Sposób na upały. Kontrowersyjny pomysł z Włoch
Sardynia walczy z równie atrakcyjnymi turystycznymi propozycjami innych włoskich regionów własnym, sprawdzonym sposobem. Wyspa stawia na specjalne hotele, szlaki turystyczne i wiejskie kurorty specjalizujące się w ofercie dla naturystów. Nie wszyscy mieszkańcy są przychylnie nastawieni do takiej formy rekreacji.
Mimo że plaże dla nudystów istnieją we Włoszech od dziesięcioleci, dopiero w 2017 roku prawo umożliwiło poszczególnym regionom na legalne tworzenie wycielonych odcinków wybrzeża dla zwolenników wypoczynku bez jakiejkolwiek, nawet niezmiernie skąpej, garderoby. Dziś w tym kraju, jak informuje "Guardian", jest 17 oficjalnych plaż dla nudystów.
Prowadzi Toskania, w której granicach znajduje się pięć takich miejsc, ale Sardynia ma nadzieję palmę pierwszeństwa. Wyspa planuje jeszcze w tym sezonie realizować wizję stworzenia całej nudystycznej infrastruktury - hoteli dla naturystów, szlaków turystycznych, a nawet całej wioski, w które akceptowalnej będzie rezygnacja z tekstyliów. Chodzi o to, by zawalczyć o rosnący rynek. Według "Guardiana" zadeklarowanych naturystów jest we Włoszech około 50 tysięcy, a w Europie 20 milionów.

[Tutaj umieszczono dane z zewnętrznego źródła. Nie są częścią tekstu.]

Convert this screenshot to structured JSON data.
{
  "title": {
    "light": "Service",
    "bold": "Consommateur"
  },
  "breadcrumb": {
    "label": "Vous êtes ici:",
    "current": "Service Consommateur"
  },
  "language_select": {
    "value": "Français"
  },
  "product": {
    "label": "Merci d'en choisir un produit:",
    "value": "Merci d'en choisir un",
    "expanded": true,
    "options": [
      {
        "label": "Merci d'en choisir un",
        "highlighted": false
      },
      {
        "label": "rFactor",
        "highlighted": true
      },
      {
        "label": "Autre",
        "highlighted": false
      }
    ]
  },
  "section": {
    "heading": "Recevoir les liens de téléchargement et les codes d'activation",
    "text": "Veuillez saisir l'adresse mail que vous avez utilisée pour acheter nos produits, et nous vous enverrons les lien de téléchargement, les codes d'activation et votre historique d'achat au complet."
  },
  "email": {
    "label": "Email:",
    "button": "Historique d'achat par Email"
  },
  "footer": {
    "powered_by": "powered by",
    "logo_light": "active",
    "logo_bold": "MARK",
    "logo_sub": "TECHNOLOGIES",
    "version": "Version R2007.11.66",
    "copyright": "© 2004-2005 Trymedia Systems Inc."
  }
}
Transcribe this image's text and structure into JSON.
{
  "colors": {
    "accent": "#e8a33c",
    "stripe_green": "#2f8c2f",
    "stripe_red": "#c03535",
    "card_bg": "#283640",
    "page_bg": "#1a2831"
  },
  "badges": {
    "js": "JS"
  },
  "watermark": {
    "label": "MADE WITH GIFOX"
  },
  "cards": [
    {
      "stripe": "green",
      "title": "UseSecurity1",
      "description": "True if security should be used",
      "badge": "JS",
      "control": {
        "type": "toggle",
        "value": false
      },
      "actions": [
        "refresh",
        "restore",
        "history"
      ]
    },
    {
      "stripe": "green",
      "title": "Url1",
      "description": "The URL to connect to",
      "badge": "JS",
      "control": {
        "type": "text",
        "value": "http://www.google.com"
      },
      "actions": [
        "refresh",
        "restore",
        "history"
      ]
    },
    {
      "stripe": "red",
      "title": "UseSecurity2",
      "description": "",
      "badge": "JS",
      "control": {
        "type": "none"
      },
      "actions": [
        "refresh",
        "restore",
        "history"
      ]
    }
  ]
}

To renesans formy rekreacji, modnej w latach 70. XX wieku. W latach 90. nastroje wokół naturyzmu nieco osłabły, a kult idealnego ciała, wyćwiczonego na siłowni, zniechęcał do nagości posiadaczy mniej doskonałych sylwetek.
Włoski sposób na upały. Renesans naturyzmu
Luigi Tedeschi, burmistrz San Vero Milis, maleńkiego miasteczka na środkowo-zachodnim wybrzeżu Sardynii, jest jednym z miejscowych, którzy w tym planie widzą szansę. Odcinek Is Benas, pobliski trzy-kilometrowy fragment złotej plaży z wydmami i lasem sosnowym, został w maju wyznaczony na oficjalne miejsce dla nudystów. Tedeschi powiedział, że to posunięcie było mocno obśmiewane w miejskim barze, ale jednocześnie, choć stało się przedmiotem żartów, ma wsparcie mieszkańców. - Mam 65 lat i pamiętam czasy, kiedy nagość na plaży była normalna - powiedział burmistrz. Cel Tedeschi jest dwojaki: stworzenie obszaru bogatego w przyrodę dla rynku turystycznego, ale także akcentowanie ochrony środowiska i natury.
- Ilekroć nudyści przybywają do Is Benas, zawsze zostawiają to miejsce czyste. To powinno być najważniejsze - uchwycenie kultury naturyzmu, a nie tylko postrzeganie jej jako nagości - mówi burmistrz.
Jednak nie wszyscy są zadowoleni z takie rozwiązania. Swój sprzeciw zgłaszają lokalni przedsiębiorcy, którym sytuacja ta przeszkadza ze względu na wiarę katolicką.